The situation is much more complex for the Romance language family due to its numerous, partly not sufficiently standardised small languages. For pragmatic reasons, the following way of proceeding has been chosen: all morpho-lexical types are represented by the French and Italian standard forms, if existing. All phonetic types which are variants of beurre/burro 'butter' can be retrieved under these two forms. The reference dictionaries are among others TLF and Treccani. If only one of the two standard languages has an appropriate variant, only this one comes out as in the case of ricotta (the membership to Italian is marked by the notation convention -/ricotta). If there is no variant of the type in any of the two Romance reference languages, we fall back upon an entry of a dialectal reference dictionary, for instance upon LSI. If there are no reliable entries in dialect dictionaries, VerbaAlpina suggests a basic type along with a graphic representation ('VA').
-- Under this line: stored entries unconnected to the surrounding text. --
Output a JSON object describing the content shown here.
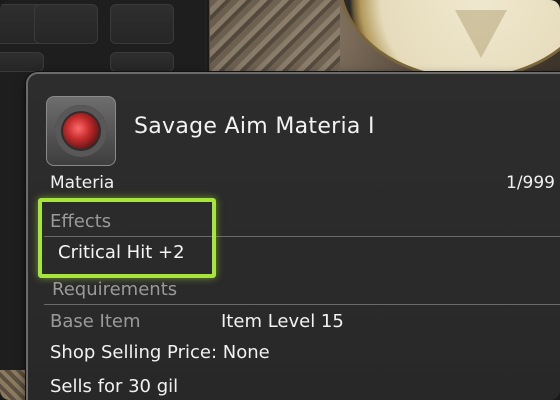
{
  "item": {
    "name": "Savage Aim Materia I",
    "category": "Materia",
    "stack": "1/999",
    "icon": "materia-orb-icon"
  },
  "effects": {
    "label": "Effects",
    "value": "Critical Hit +2"
  },
  "requirements": {
    "label": "Requirements"
  },
  "base_item": {
    "label": "Base Item",
    "value": "Item Level 15"
  },
  "shop_selling_price": "Shop Selling Price: None",
  "sells_for": "Sells for 30 gil",
  "colors": {
    "highlight": "#a6e63a",
    "tooltip_bg": "#2d2d2d",
    "muted_label": "#9a9a9a"
  }
}
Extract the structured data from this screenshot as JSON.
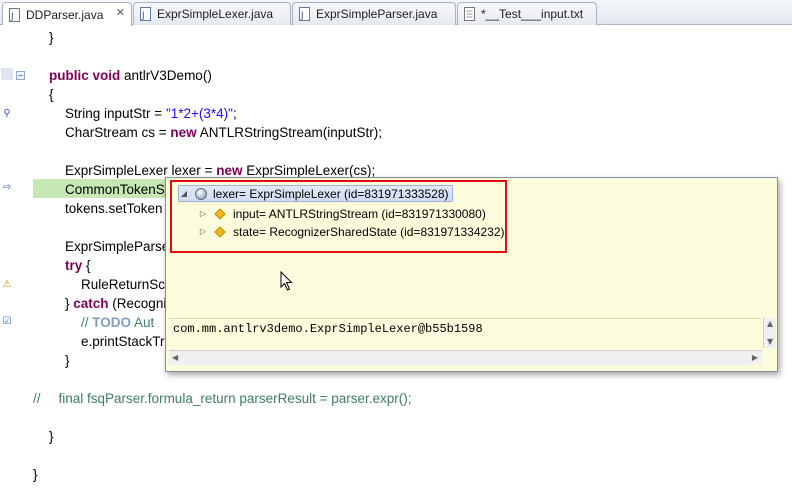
{
  "tabs": [
    {
      "label": "DDParser.java",
      "active": true,
      "closable": true
    },
    {
      "label": "ExprSimpleLexer.java",
      "active": false
    },
    {
      "label": "ExprSimpleParser.java",
      "active": false
    },
    {
      "label": "*__Test___input.txt",
      "active": false
    }
  ],
  "code": {
    "l1": "}",
    "l2_kw1": "public",
    "l2_kw2": "void",
    "l2_rest": " antlrV3Demo()",
    "l3": "{",
    "l4_a": "String inputStr = ",
    "l4_str": "\"1*2+(3*4)\"",
    "l4_b": ";",
    "l5_a": "CharStream cs = ",
    "l5_kw": "new",
    "l5_b": " ANTLRStringStream(inputStr);",
    "l6_a": "ExprSimpleLexer lexer = ",
    "l6_kw": "new",
    "l6_b": " ExprSimpleLexer(cs);",
    "l7": "CommonTokenS",
    "l8": "tokens.setToken",
    "l9": "ExprSimpleParse",
    "l10_kw": "try",
    "l10_b": " {",
    "l11": "RuleReturnSc",
    "l12_a": "} ",
    "l12_kw": "catch",
    "l12_b": " (Recogni",
    "l13_a": "// ",
    "l13_todo": "TODO",
    "l13_b": " Aut",
    "l14": "e.printStackTr",
    "l15": "}",
    "l16_a": "//",
    "l16_b": "final fsqParser.formula_return parserResult = parser.expr();",
    "l17": "}",
    "l18": "}"
  },
  "popup": {
    "root": "lexer= ExprSimpleLexer  (id=831971333528)",
    "child1": "input= ANTLRStringStream  (id=831971330080)",
    "child2": "state= RecognizerSharedState  (id=831971334232)",
    "detail": "com.mm.antlrv3demo.ExprSimpleLexer@b55b1598"
  },
  "colors": {
    "keyword": "#7f0055",
    "string": "#2a00ff",
    "comment": "#3f7f5f",
    "highlight_line": "#c7e7b4",
    "popup_bg": "#fcfcdc",
    "annotation_box": "#e01010"
  }
}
The phonetic typification of the linguistic material is scheduled in the overall concept and the technical implementation, but it is peripheral and therefore not put to practice consistently. The corresponding category is primarily therefore indispensable as linguistic atlases (e.g. SDS and VALTS) and dictionaries document sometimes exclusively phonetic types. When VerbaAlpina typificates phonetically, the tokens are divided up into phonetic types according to criteria of historical phonetics (database field 'phon_typ'). We examine an automation of the phonetic typification on the basis of Levenshtein algorithms and soundex algorithms. If the automation is shown to be possible, we will put it into practice.
The data diversity gets increasingly clear by typification (formation of classes). The following rule is valid: number of tokens > number of phonetic types > number of morpho-lexical types > basic typ. There can be, however, the extreme case of one single attestation (hapax) which corresponds to a token, a phonetic type and a morpho-lexical type as only representative of a basic type. It may make sense to filter out such hapax forms in the depiction.